Entretanto, o director-geral do festival, Henrique Antunes, adiantou ainda na conferência de imprensa de apresentação do certame, que um dos ‘pontos altos’ do evento será o cortejo de carnaval fora d’época “com grupos etnográficos e de percussão, escolas de samba e batucadas”. O tema deste ano, continuou aquele responsável, é ‘Samba Augusta’, em jeito de “homenagem às origens romandas de Braga”. O cortejo acontece no sábado, dia 29 de Julho, a partir das 20 horas. O desfile sai do Arco da Porta Nova, percorrendo as ruas D. Diogo de Sousa e Souto até à Avenida Central. “Serão centenas de artistas e paticipantes, entre eles, as escolas de Samba Real Imperatriz, Escola de Samba Unidos da Vial Régia e os Bomboémia, o grupo organizador do festival”, revelou.

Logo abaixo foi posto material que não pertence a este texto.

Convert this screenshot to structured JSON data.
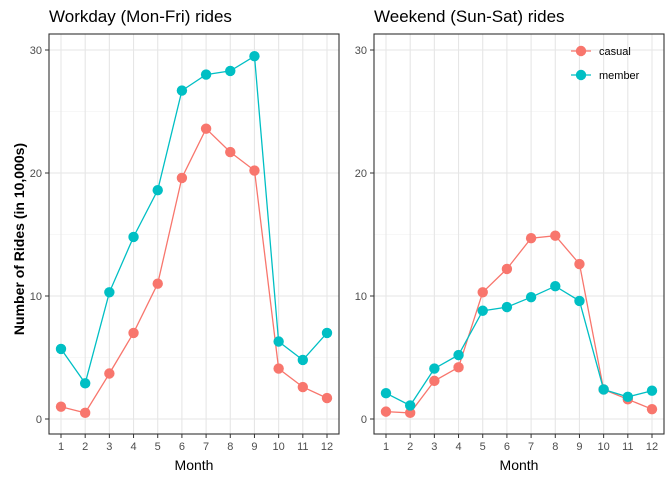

A terceira edição do festival, com um dia dedicado ao Brasil e um dia dedicado a Portugal, traz diversas atracções, desde os Pauliteiros de Miranda do O.U.P, Galandum Galundaina, Velha Gaiteira, Terrakota até ao Samba sem Fronteiras. Além disso, estarão presentes a Batucada Radical, do Porto, e, vindo de Espanha, as batucadas Batalá, Barcelona, Batalá Badajoz e La Torzida, de Valladolid.

Durante os dois dias, o público pode ainda participar dos work- shops e oficinas de entrada livre: cavaquinho, gaita de foles, percussão tradicional, danças tradicionais, forró capoeira, samba no pé, samba reggae e maracatú.

Outra novidade este ano são os espaços de Arte em Performance, promovido pela BragArtes e Blaart, com pintura de modelo vivo (uma folclorista e uma sabista) e ilustrações de portas, ambas a 28 de Julho, e a Área AKI de Brico-Reciclagem, promovida pelo AKI, com oficina de construção de instrumentos musicais.
O festival conta ainda com uma vertente social, desta vez, vai sensibilizar o público para a adopção e apoio de animais abandonados.